PANDEGLANG, bantenhariini.com – Menteri Koordinator Bidang Kemaritiman Luhut Binsar Pandjaitan mengapresiasi hasil kerja Badan Nasional Pencarian dan Pertolongan (Basarnas) dalam menangani bencana tsunami di Selat Sunda. Menurutnya, kerja sama tim Basarnas terutama pada posko terpadu yang berjalan lancar.
“Saya kira semua bekerja satu tim sudah bagus. Semua penanganan masalah kesehatan, logistik, dan lainnya sudah berjalan sangat bagus,” ujar Luhut dalam keterangan tertulis, Minggu (30/12/2018).
Saat meninjau lokasi posko terpadu di Kecamatan Labuhan Pandeglang, Jum’at (28/12) itu, Luhut didampingi Kepala Badan Nasional Pencarian dan Pertolongan (Basarnas) Marsekal Madya TNI M. Syaugi.

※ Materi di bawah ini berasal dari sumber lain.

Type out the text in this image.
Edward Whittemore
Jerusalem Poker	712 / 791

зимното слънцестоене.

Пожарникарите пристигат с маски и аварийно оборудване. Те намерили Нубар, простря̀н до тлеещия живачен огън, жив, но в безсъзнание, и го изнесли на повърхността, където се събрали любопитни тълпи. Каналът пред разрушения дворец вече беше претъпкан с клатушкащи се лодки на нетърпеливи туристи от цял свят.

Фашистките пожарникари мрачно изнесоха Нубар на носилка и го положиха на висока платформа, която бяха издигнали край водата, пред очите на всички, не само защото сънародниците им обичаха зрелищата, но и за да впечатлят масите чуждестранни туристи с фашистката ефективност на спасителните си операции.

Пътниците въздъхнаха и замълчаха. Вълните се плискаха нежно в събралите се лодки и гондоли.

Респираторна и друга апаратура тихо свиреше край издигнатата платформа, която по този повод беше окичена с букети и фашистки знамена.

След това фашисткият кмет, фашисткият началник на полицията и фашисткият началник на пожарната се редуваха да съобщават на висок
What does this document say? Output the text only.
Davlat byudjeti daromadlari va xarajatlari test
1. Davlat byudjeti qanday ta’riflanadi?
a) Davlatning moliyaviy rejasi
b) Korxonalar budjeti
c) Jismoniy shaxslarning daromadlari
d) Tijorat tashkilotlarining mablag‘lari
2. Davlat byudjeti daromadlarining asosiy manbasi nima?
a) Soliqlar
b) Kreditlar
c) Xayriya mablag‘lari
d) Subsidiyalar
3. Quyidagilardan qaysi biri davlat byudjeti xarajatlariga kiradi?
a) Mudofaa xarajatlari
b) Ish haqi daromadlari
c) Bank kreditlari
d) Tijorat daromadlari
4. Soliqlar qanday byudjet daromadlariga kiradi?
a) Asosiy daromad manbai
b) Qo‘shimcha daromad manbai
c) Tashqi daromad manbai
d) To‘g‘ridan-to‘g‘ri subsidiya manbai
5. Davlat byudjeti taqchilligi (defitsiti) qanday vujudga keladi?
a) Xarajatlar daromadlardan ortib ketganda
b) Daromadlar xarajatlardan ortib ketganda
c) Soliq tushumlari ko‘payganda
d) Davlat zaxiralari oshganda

Dengan menggunakan helikopter milik Basarnas, ia beserta rombongan melanjutkan kunjungan ke posko pengungsian warga yang tidak jauh dari posko terpadu dan memberikan motivasi kepada warga yang mengungsi. Tampak terlihat para relawan sedang mengajak anak-anak yang menjadi korban tsunami.

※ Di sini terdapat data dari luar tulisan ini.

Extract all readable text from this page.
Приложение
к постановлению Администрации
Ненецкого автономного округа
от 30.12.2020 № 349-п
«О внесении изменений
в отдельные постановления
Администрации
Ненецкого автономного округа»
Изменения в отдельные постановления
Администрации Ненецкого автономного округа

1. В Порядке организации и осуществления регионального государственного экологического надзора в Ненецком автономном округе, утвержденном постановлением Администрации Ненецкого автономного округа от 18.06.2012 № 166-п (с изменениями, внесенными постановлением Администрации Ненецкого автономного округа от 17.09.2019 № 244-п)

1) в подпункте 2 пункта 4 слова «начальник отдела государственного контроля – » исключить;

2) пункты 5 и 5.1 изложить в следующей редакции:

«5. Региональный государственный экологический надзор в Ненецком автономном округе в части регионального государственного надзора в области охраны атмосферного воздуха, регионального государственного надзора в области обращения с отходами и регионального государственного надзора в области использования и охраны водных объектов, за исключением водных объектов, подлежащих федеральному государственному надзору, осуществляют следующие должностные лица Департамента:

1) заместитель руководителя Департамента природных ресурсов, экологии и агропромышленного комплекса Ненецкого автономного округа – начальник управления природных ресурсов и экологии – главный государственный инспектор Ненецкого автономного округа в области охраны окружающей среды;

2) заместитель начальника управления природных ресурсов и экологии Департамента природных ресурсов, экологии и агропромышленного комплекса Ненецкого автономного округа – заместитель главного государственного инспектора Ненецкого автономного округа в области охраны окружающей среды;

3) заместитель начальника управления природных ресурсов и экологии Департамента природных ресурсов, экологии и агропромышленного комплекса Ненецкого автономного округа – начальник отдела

Luhut menambahkan bahwa pihaknya telah mengintegrasikan data antara BMKG, Vulkanologi, Basarnas, dan BNPB agar semua penanganan bencana alam menjadi terpadu satu pintu.
Usai mengunjungi posko pengungsi, Luhut beserta rombongan dan Bupati Pandeglang bertolak ke salah satu lokasi terdampak tsunami di Hotel Mutiara Carita. Luhut pun meninjau sejumlah tim Basarnas dan potensi yang terus melakukan penyisiran di pesisir pantai bilamana kembali ada korban.
Di sana Luhut beserta rombongan mendapat penjelasan terkait korban dan penanganan evakuasi dari salah satu Komandan Tim Basarnas yang melakukan evakuasi di lokasi tersebut.